Pinworms can also be responsible for restless sleeping in children, bedwetting, and even diarrhea. My daughter also experienced the restless sleeping symptom. She kept complaining that her bottom was hurting and she couldn’t sleep. I, having no idea that she had an infestation of pinworms, would just give her a warm shower. The sad thing is when she kept getting up during the night, I thought she just didn’t want to go to sleep. It never occurred to me that she had pinworms until, during another incident, I actually saw one after further investigation.
It would be best to see your doctor to verify your child has a pinworm infestation. They use a special tape to collect a specimen. The tape is then viewed through a microscope to see if pinworms are present. Sometimes, as the case with my daughter, you can actual see the worms around the rectal opening. I would definitely see a doctor if you see other parasites besides pinworms on your child before or after treatment.

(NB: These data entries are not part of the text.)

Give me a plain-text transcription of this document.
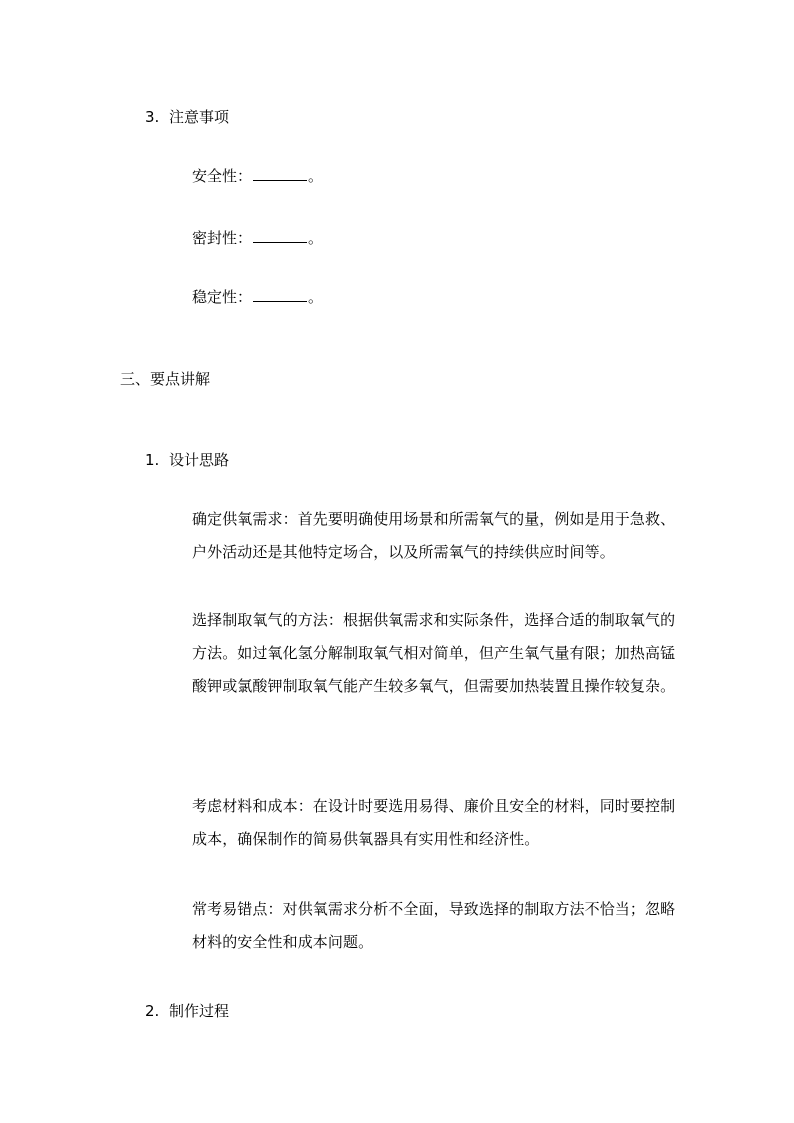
3. 注意事项
安全性：	。
密封性：	。
稳定性：	。
三、要点讲解
1. 设计思路
确定供氧需求：首先要明确使用场景和所需氧气的量，例如是用于急救、户外活动还是其他特定场合，以及所需氧气的持续供应时间等。
选择制取氧气的方法：根据供氧需求和实际条件，选择合适的制取氧气的方法。如过氧化氢分解制取氧气相对简单，但产生氧气量有限；加热高锰酸钾或氯酸钾制取氧气能产生较多氧气，但需要加热装置且操作较复杂。
考虑材料和成本：在设计时要选用易得、廉价且安全的材料，同时要控制成本，确保制作的简易供氧器具有实用性和经济性。
常考易错点：对供氧需求分析不全面，导致选择的制取方法不恰当；忽略材料的安全性和成本问题。
2. 制作过程
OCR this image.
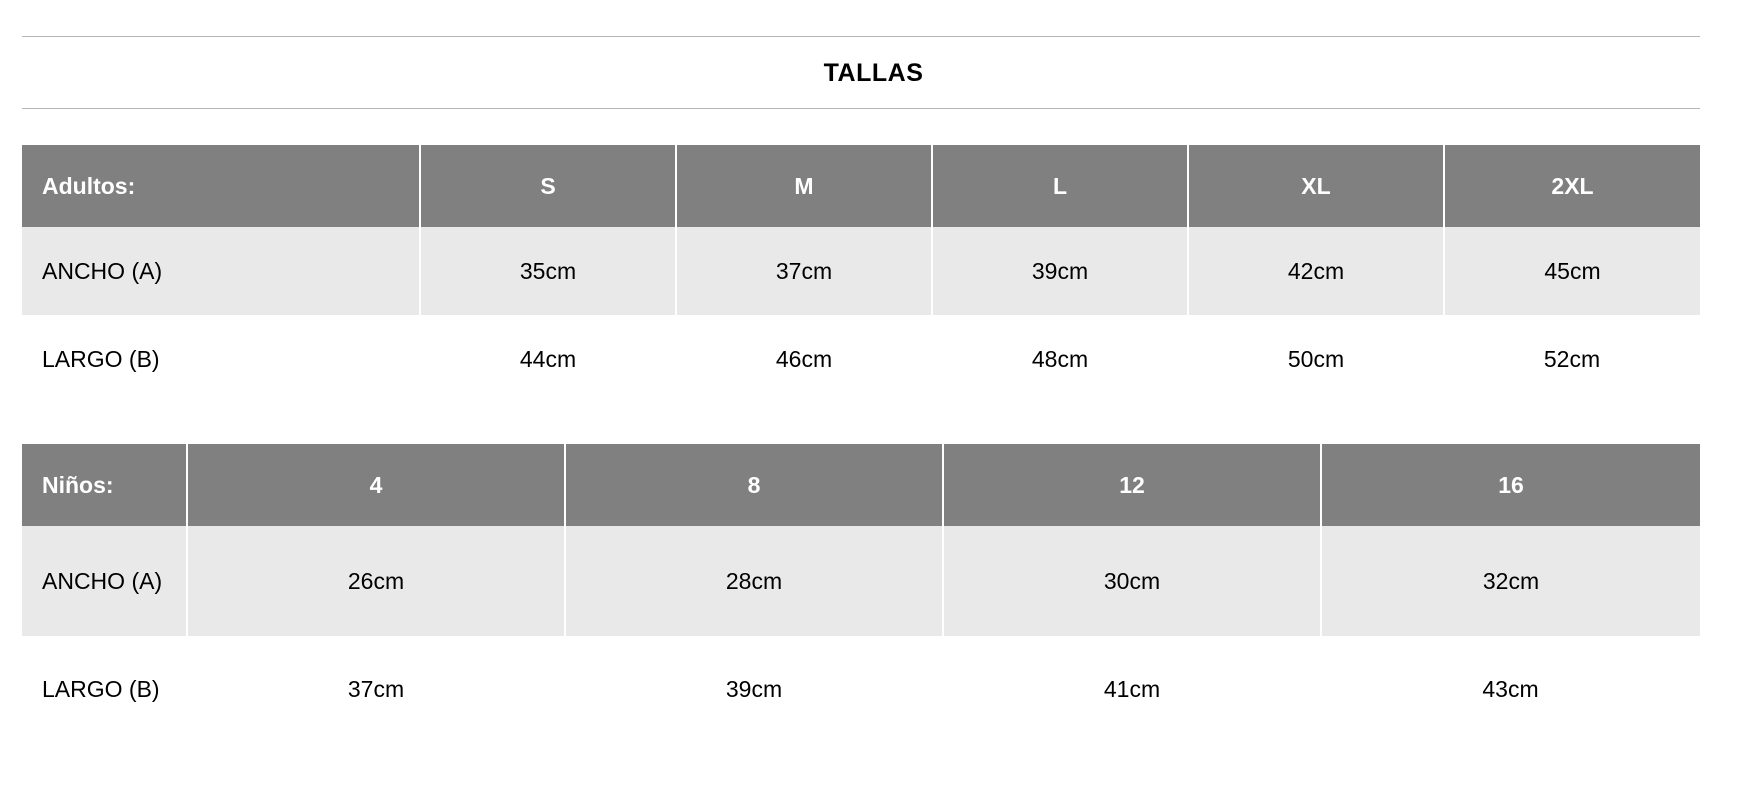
TALLAS
Adultos:	S	M	L	XL	2XL
ANCHO (A)	35cm	37cm	39cm	42cm	45cm
LARGO (B)	44cm	46cm	48cm	50cm	52cm
Niños:	4	8	12	16
ANCHO (A)	26cm	28cm	30cm	32cm
LARGO (B)	37cm	39cm	41cm	43cm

How Do You Treat Pinworms?
Pinworms can be treated at home with an over the counter medicine like Reese’s Pinworm Medicine or Pin-X. You should be able to get these from your local drug store. Your doctor may even give you a prescription. Since pinworms are highly contagious, it is recommended to treat the entire household, unless your doctor tells you otherwise.

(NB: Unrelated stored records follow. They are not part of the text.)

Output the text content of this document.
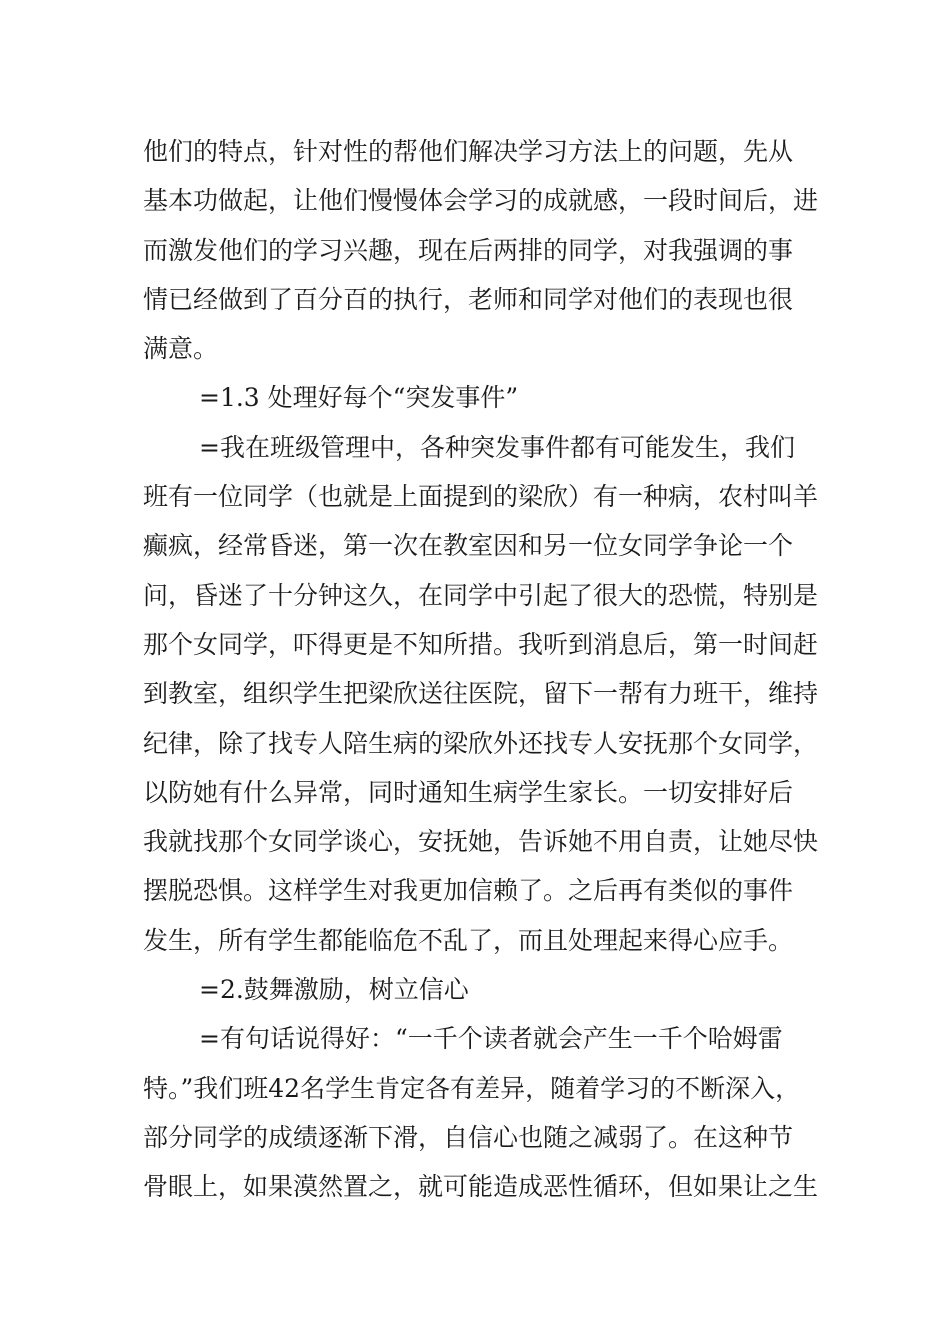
他们的特点，针对性的帮他们解决学习方法上的问题，先从
基本功做起，让他们慢慢体会学习的成就感，一段时间后，进
而激发他们的学习兴趣，现在后两排的同学，对我强调的事
情已经做到了百分百的执行，老师和同学对他们的表现也很
满意。
=1.3 处理好每个“突发事件”
=我在班级管理中，各种突发事件都有可能发生，我们
班有一位同学（也就是上面提到的梁欣）有一种病，农村叫羊
癫疯，经常昏迷，第一次在教室因和另一位女同学争论一个
问，昏迷了十分钟这久，在同学中引起了很大的恐慌，特别是
那个女同学，吓得更是不知所措。我听到消息后，第一时间赶
到教室，组织学生把梁欣送往医院，留下一帮有力班干，维持
纪律，除了找专人陪生病的梁欣外还找专人安抚那个女同学，
以防她有什么异常，同时通知生病学生家长。一切安排好后
我就找那个女同学谈心，安抚她，告诉她不用自责，让她尽快
摆脱恐惧。这样学生对我更加信赖了。之后再有类似的事件
发生，所有学生都能临危不乱了，而且处理起来得心应手。
=2.鼓舞激励，树立信心
=有句话说得好：“一千个读者就会产生一千个哈姆雷
特。”我们班42名学生肯定各有差异，随着学习的不断深入，
部分同学的成绩逐渐下滑，自信心也随之减弱了。在这种节
骨眼上，如果漠然置之，就可能造成恶性循环，但如果让之生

It is also recommended that after two weeks, everyone take another dosage to help stop another re-infestation.
I used an over the counter medicine to treat my daughter. It seemed to clear up the problem quickly and she had no other symptoms.
How Are Pinworms Spread?
As I said before, pinworms are highly contagious. They can be contracted by inhaling or ingesting the pinworm eggs. How does this occur you may wonder? Well, when most little kids have an itch, they scratch it. It doesn’t really matter where that itch is either. What happens at this point is the eggs get under your child’s finger nails and in the air. They touch other kids at school–you know how little girls love to hold hands. They touch their pencils and put them in their mouths. They put their fingers in their mouths. My daughter is still a thumb sucker. Her finger is in her mouth all the time.

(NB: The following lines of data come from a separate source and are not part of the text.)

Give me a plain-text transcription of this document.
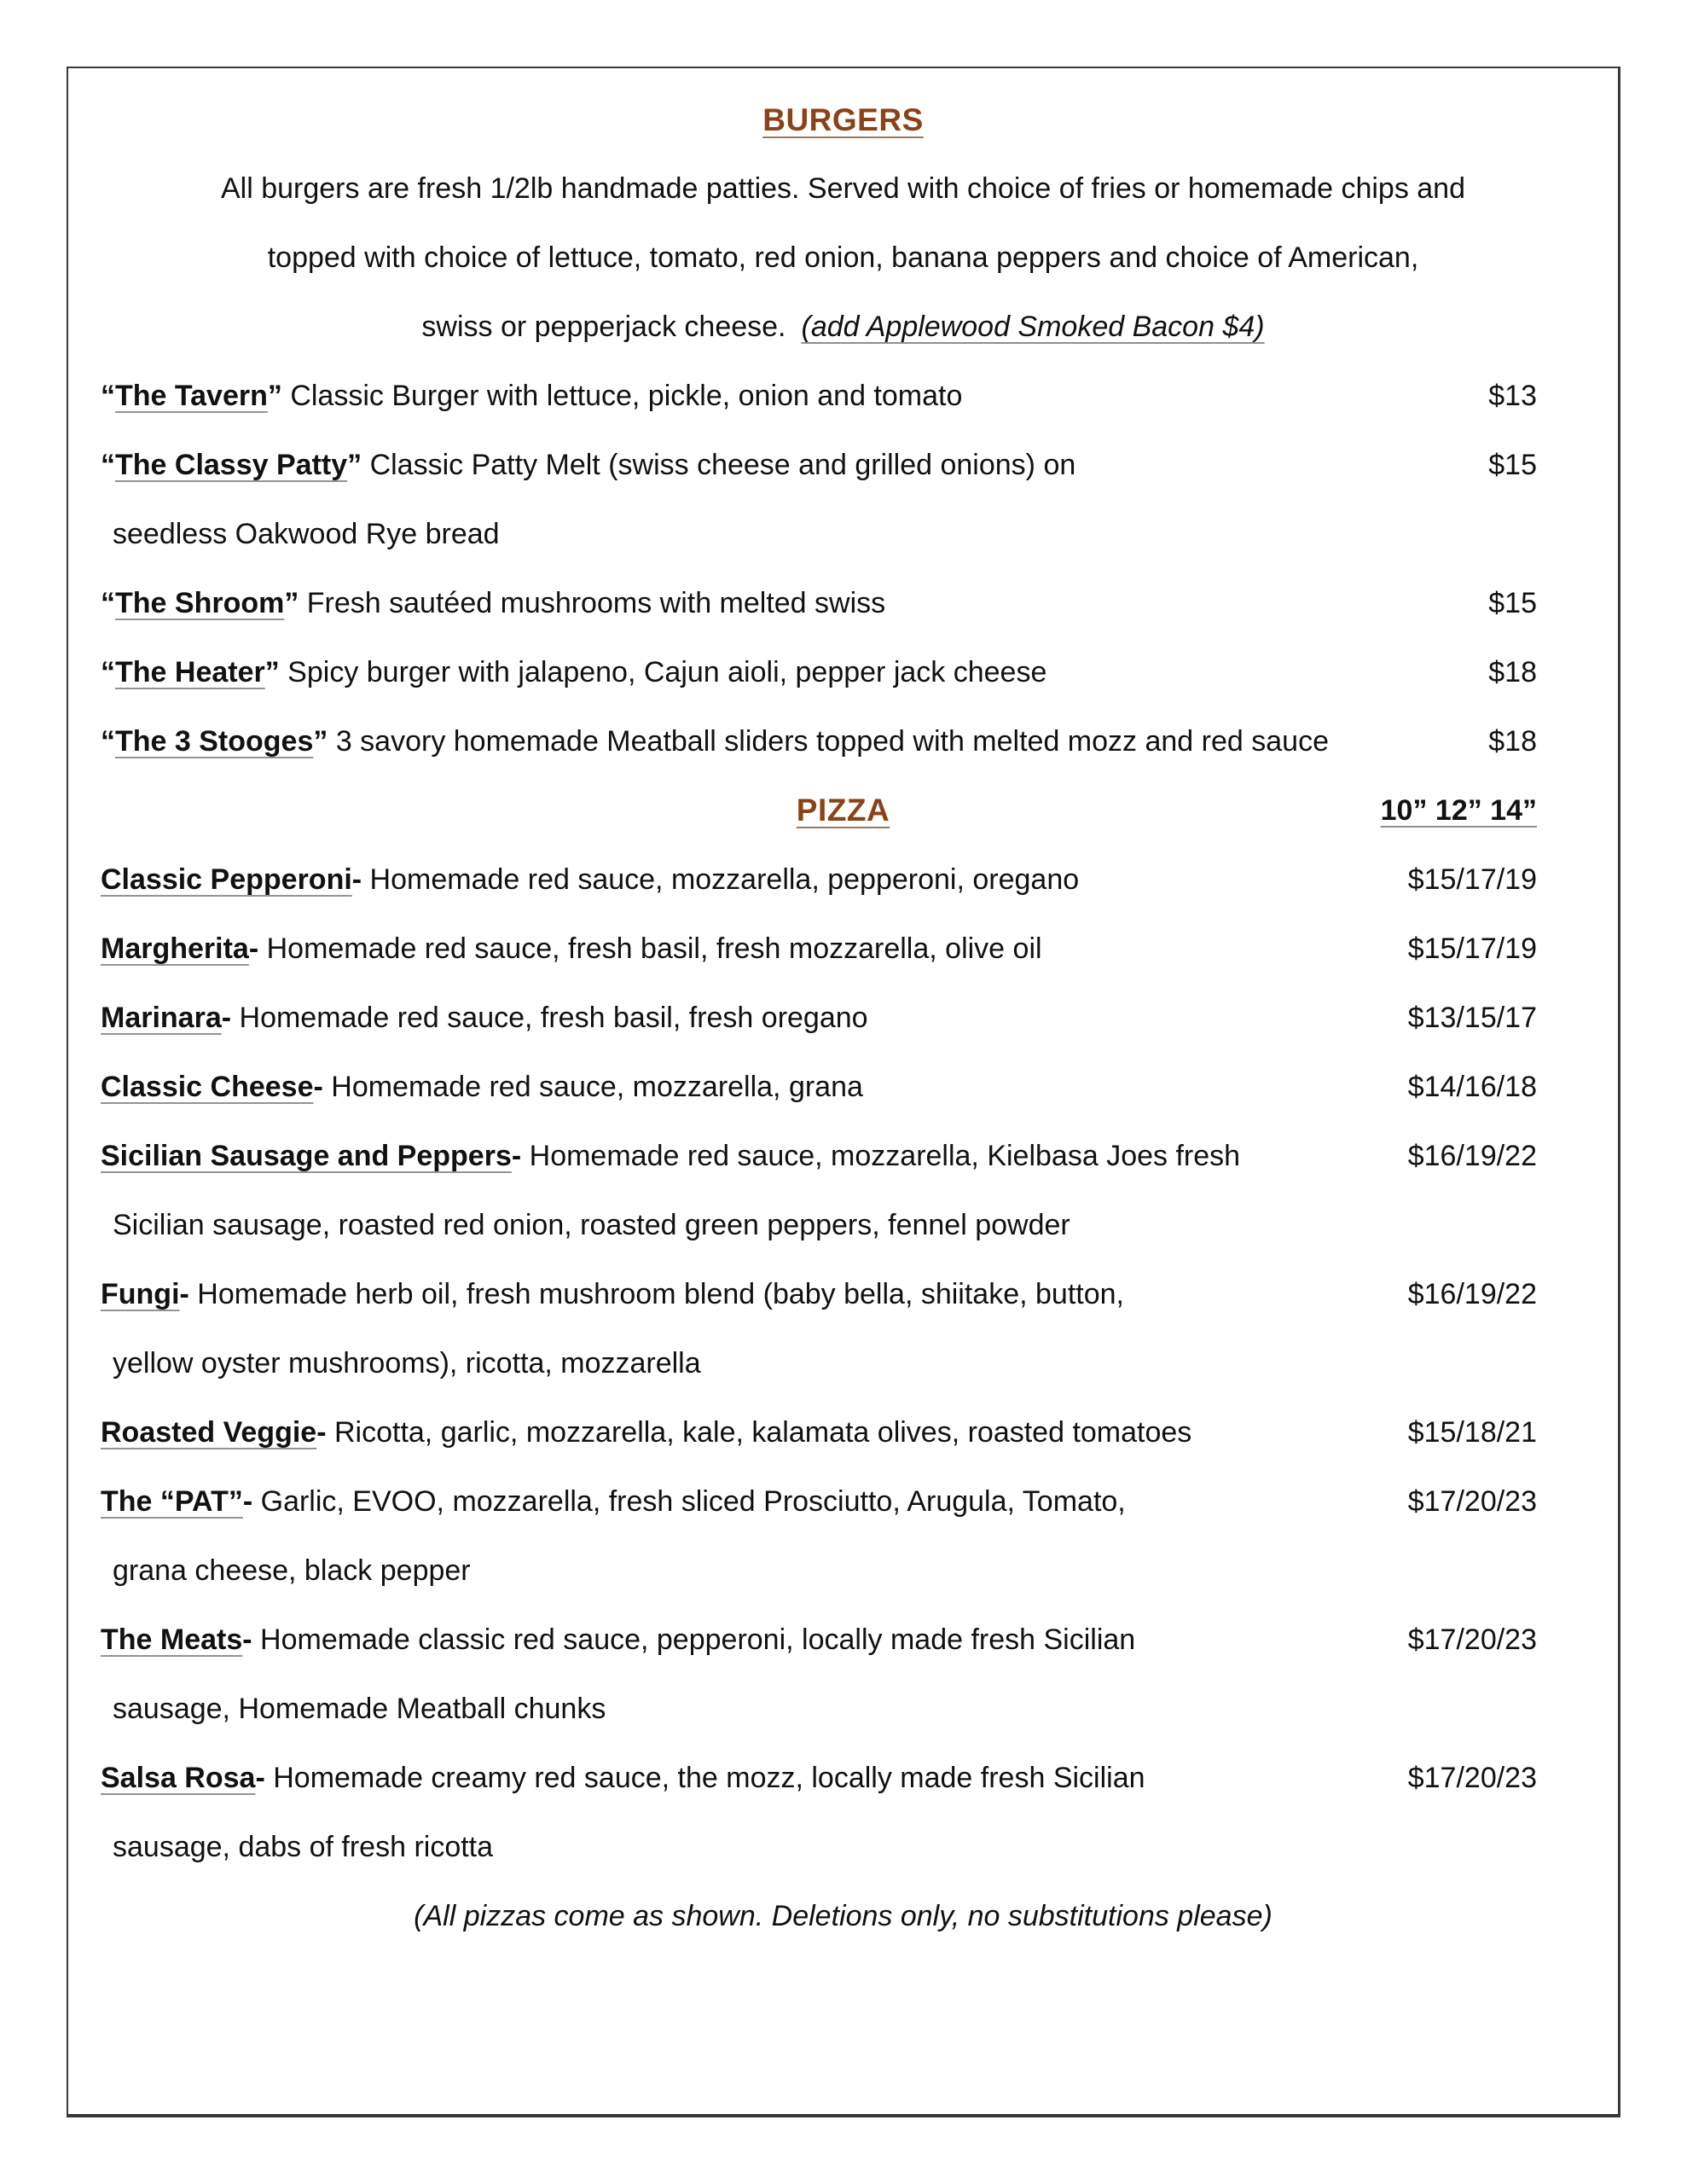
BURGERS
All burgers are fresh 1/2lb handmade patties. Served with choice of fries or homemade chips and
topped with choice of lettuce, tomato, red onion, banana peppers and choice of American,
swiss or pepperjack cheese. (add Applewood Smoked Bacon $4)
“The Tavern” Classic Burger with lettuce, pickle, onion and tomato	$13
“The Classy Patty” Classic Patty Melt (swiss cheese and grilled onions) on	$15
seedless Oakwood Rye bread
“The Shroom” Fresh sautéed mushrooms with melted swiss	$15
“The Heater” Spicy burger with jalapeno, Cajun aioli, pepper jack cheese	$18
“The 3 Stooges” 3 savory homemade Meatball sliders topped with melted mozz and red sauce	$18
PIZZA	10” 12” 14”
Classic Pepperoni- Homemade red sauce, mozzarella, pepperoni, oregano	$15/17/19
Margherita- Homemade red sauce, fresh basil, fresh mozzarella, olive oil	$15/17/19
Marinara- Homemade red sauce, fresh basil, fresh oregano	$13/15/17
Classic Cheese- Homemade red sauce, mozzarella, grana	$14/16/18
Sicilian Sausage and Peppers- Homemade red sauce, mozzarella, Kielbasa Joes fresh	$16/19/22
Sicilian sausage, roasted red onion, roasted green peppers, fennel powder
Fungi- Homemade herb oil, fresh mushroom blend (baby bella, shiitake, button,	$16/19/22
yellow oyster mushrooms), ricotta, mozzarella
Roasted Veggie- Ricotta, garlic, mozzarella, kale, kalamata olives, roasted tomatoes	$15/18/21
The “PAT”- Garlic, EVOO, mozzarella, fresh sliced Prosciutto, Arugula, Tomato,	$17/20/23
grana cheese, black pepper
The Meats- Homemade classic red sauce, pepperoni, locally made fresh Sicilian	$17/20/23
sausage, Homemade Meatball chunks
Salsa Rosa- Homemade creamy red sauce, the mozz, locally made fresh Sicilian	$17/20/23
sausage, dabs of fresh ricotta
(All pizzas come as shown. Deletions only, no substitutions please)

The eggs are resilient and can survive on surfaces for several days. When your child sits on the toilet at school, for example, they can possibly contract pinworms. The same thing can happen in your home too.
Keeping Pinworms Away
Once it has been determined that your child does have pinworms wash everything. Wash her bed sheets, pillow coverings, clothes, and bedspread. Vacuum clean her bedroom floor everyday for at least three days. Let lots of natural light in the room since the pinworm eggs do not fair well in sunlight.
Clean the toilet along with the rest of the bathroom with a disinfectant. You should make it a practice to clean your toilet at least once a day.
Clean door knobs too. Pretty much disinfect any place your child has touched. It is very important to do this because a re-infestation can occur very easily with pinworms.
Have your child where under garments that fit snuggly. This can aid in preventing pinworms from spreading. Also, whenever possible, make sure your child washes her hands after using the potty. I provide antibacterial soap for my children to use. I keep some in each bathroom, so, there is no excuse for them not to have clean hands.
If your child is like mine and sucks her thumb, be proactive in breaking this habit. This is just another step to prevent the return of pinworms.
All is Well
Pinworms are right at the top of my totally gross list, but they are treatable. There are no long term effects from having pinworms either.
If you discover that your child has pinworms, don’t panic and don’t worry. The important thing is to get her treatment right away and make her as comfortable as possible.